In New Jersey, Stationhouse Adjustment (SHA) is an alternative method for police to handle first-time juvenile offenders with minor offenses. SHA provides immediate consequences, such as community service or restitution, while allowing the juvenile to avoid a formal juvenile delinquency record. This early intervention aims to deter youth from continuing their negative behavior and progressing further into the juvenile justice system.
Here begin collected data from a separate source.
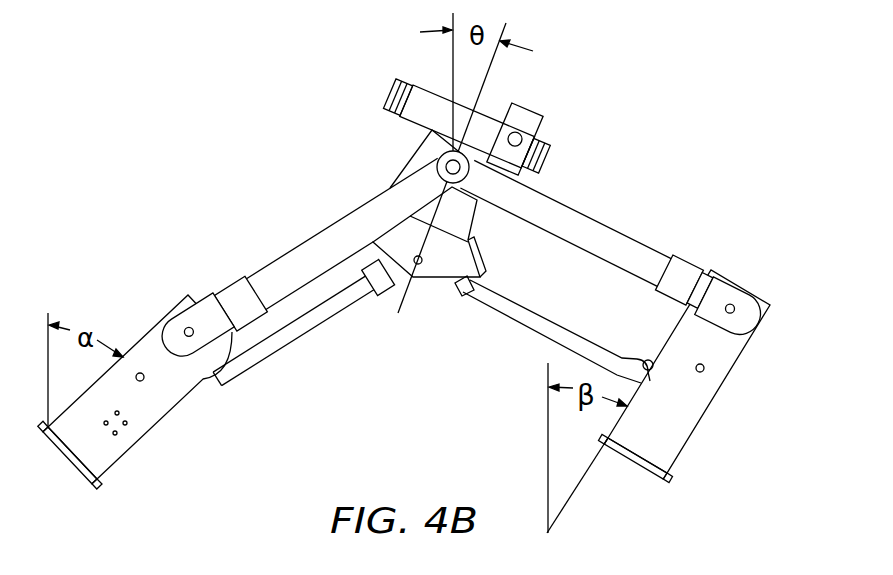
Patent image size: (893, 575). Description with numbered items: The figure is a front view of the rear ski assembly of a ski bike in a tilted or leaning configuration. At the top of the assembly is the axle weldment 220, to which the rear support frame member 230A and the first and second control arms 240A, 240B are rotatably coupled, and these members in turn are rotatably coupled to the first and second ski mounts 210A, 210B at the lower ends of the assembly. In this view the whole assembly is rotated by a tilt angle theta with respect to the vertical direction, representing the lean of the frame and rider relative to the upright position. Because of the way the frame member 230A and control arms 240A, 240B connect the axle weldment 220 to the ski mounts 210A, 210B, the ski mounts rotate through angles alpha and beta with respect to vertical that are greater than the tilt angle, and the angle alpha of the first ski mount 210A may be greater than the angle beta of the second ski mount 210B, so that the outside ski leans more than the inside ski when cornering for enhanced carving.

The first ski mount 210A is at (140, 437).
The second ski mount 210B is at (697, 423).
The axle weldment 220 is at (422, 147).
The rear support frame member 230A is at (577, 212).
The first control arm 240A is at (303, 337).
The second control arm 240B is at (527, 327).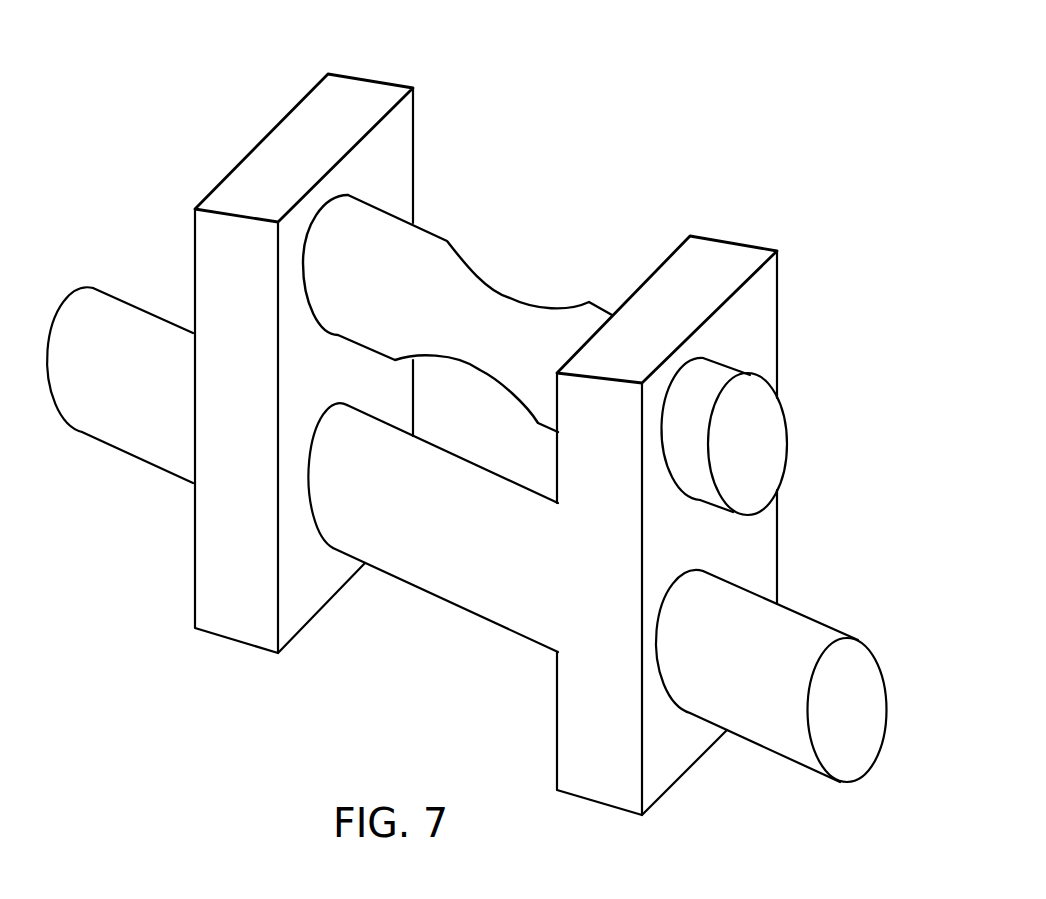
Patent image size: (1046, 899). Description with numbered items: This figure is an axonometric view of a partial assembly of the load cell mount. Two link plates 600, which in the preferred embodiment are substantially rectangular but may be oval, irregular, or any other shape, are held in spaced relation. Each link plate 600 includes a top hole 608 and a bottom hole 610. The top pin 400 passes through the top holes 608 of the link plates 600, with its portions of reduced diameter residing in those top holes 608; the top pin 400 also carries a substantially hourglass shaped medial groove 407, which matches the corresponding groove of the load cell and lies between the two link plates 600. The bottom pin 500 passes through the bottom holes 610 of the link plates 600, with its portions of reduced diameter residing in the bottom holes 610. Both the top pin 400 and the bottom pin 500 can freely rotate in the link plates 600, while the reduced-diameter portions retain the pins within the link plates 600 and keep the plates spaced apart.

The link plate 600 is at (365, 78).
The top hole 608 is at (348, 195).
The substantially hourglass shaped medial groove 407 is at (510, 298).
The top pin 400 is at (788, 443).
The bottom pin 500 is at (817, 620).
The bottom hole 610 is at (347, 405).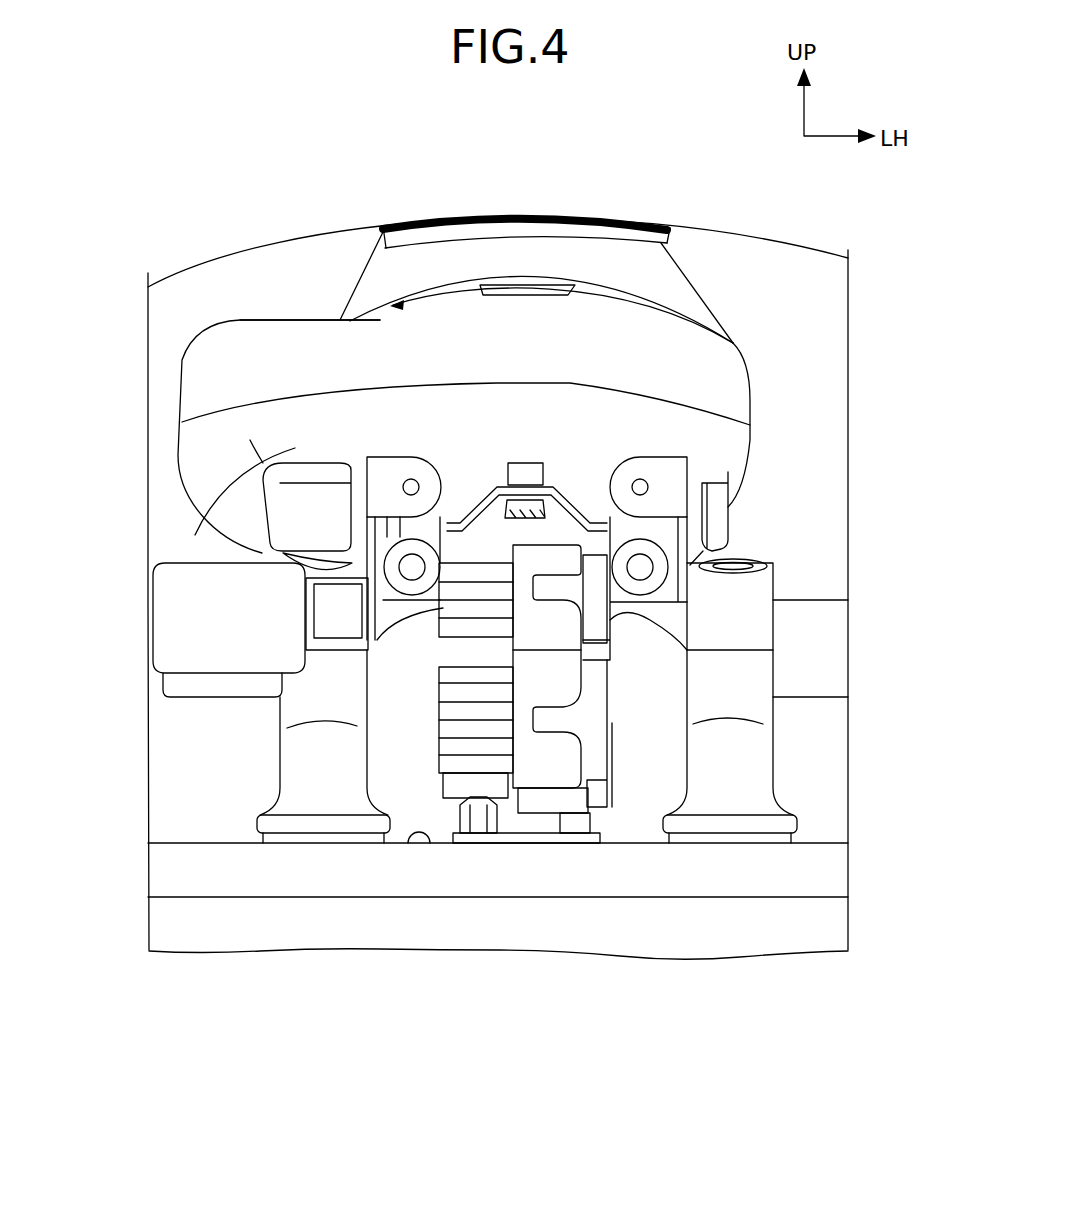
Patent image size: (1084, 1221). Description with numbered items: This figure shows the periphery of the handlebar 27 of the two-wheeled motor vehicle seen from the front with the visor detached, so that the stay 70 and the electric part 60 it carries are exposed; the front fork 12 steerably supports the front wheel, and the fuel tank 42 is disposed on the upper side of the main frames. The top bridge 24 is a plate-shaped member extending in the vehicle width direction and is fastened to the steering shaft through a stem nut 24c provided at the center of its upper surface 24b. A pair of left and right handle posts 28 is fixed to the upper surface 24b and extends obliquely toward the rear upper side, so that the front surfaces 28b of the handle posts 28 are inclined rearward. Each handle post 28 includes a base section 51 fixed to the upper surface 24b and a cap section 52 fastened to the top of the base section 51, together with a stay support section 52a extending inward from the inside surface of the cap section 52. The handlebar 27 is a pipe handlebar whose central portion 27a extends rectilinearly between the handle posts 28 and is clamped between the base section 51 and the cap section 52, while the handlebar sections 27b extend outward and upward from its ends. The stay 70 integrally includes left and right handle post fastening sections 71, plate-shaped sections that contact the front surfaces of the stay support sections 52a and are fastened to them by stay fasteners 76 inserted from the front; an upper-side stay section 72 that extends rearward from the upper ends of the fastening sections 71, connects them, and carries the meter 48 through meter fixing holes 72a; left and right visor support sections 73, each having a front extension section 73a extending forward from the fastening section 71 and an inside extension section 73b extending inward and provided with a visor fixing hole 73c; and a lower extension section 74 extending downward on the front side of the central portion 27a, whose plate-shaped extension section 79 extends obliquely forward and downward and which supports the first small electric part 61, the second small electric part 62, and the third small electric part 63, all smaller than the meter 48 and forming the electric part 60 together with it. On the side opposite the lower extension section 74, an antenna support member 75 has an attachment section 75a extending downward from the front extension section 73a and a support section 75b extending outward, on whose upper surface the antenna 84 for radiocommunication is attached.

Stationhouse Adjustment is an ongoing, cross-cutting initiative of the CCPYDC. Through a collaboration between police departments, school districts, chaplains and social service programs, CCPYDC facilitated the redesign of the SHA process for consistency throughout police departments, and secured additional allowable offenses and inclusion of juveniles with second or third arrests.
A Successful Initiative
Data collected indicates that CCPYDC’s Stationhouse Adjustment effort has been widely successful. Between 2013 and 2015, Cumberland County SHAs increased by 122%. Individually, all three municipalities have also increased the number of SHAs administered since 2013. Bridgeton, in particular, saw the greatest increase in SHAs, from 2 in 2013 to 35 in 2015; a growth of 1650%. SHAs in Millville and Vineland grew by 78.7% and 24%, respectively. The recidivism rate (a subsequent contact with law enforcement or an arrest) of youth who were administered a SHA in 2015 is very low at only 12.9%. SHAs appear to be benefiting youth in a multitude of positive ways: in addition to stemming repeat of delinquent behavior, the majority of parents/guardians surveyed reported a positive change in their child’s behavior after the completion of their SHA.
CCPYDC’s work with SHA continues with the creation of informational training videos for police officers and chaplains, as well as SHA resource cards to use in the field.